Thomas Laimpinsl streckte die Hand mit der Zigarette aus und zeigte auf ein zusammengeknülltes Geschirrtuch, das auf der Arbeitsfläche lag. »Da drunter. Max hat damit gespielt. Ich habe sie ihm abgenommen.«

Seine Frau war im Flur verschwunden. Kurz darauf tauchte sie wieder auf und zerrte am Ärmel der gefütterten Nylonjacke, bis sie ihren Arm ganz durchgesteckt hatte.
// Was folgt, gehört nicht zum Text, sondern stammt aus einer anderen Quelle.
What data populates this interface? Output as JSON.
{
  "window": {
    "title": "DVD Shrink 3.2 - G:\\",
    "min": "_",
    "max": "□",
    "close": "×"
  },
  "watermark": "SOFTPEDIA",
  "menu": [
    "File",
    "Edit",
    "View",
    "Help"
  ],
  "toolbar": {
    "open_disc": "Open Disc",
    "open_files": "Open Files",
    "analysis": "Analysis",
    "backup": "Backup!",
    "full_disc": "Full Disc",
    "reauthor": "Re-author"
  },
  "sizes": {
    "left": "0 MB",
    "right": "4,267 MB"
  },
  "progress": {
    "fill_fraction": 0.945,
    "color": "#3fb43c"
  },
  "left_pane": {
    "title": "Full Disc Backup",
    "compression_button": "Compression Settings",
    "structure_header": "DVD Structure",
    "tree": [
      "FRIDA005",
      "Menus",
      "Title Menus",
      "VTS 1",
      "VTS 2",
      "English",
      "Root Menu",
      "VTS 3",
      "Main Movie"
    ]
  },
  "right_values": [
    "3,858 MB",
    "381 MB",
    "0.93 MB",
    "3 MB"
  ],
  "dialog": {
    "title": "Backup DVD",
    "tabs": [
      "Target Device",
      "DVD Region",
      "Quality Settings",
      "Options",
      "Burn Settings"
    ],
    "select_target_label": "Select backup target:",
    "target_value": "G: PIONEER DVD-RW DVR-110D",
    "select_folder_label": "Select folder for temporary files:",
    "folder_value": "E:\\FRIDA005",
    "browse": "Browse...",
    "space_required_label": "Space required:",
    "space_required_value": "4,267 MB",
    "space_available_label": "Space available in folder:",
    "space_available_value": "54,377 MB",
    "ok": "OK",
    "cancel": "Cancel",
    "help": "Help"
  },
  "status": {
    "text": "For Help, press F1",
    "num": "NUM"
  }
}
»Sag der Bittner, sie soll Max nicht so lange in der nassen Windel herumlaufen lassen.«

Laimpinsl nahm einen tiefen Zug von der Zigarette. Mit dem Qualm, den er in die Küche blies, antwortete er: »Wäre es nicht sinnvoll, wenn du mit der Tagesmutter sprechen würdest? Ich meine, so von Frau zu Frau?«

»Was soll ich noch alles machen? Der Tag hat nur vierundzwanzig Stunden.«

»Ach, du armes Mädchen.« Es klang spöttisch.

Cornelia Laimpinsl ging nicht darauf ein. »Wann kommst du heute Abend nach Hause?«, fragte sie.

»Weiß nicht.«

»Und hör endlich auf, in der Küche zu rauchen. Die ganze Wohnung stinkt nach Qualm.«

»Hast du genug gemeckert?«

»Das ist ekelhaft. Denk an die Lebensmittel, die da offen herumliegen.« Sie wartete die Antwort nicht ab, sondern rief ins Wohnzimmer hinein: »Los, Sabrina, komm. Wir müssen los.«

Statt einer Antwort drangen nur die schrillen Stimmen einer Comicserie aus dem Raum, begleitet von irgendwelchen unnatürlichen Geräuschen.

»Sabrina. Komm endlich.«

»Gleich«, ertönte die Stimme der Vierjährigen.

Cornelia Laimpinsl lief ins Wohnzimmer und stieß dabei gegen die Ecke des Esstisches. »Mist«, fluchte sie, bevor sie ihre Tochter am Arm packte und unsanft vom Sofa zerrte.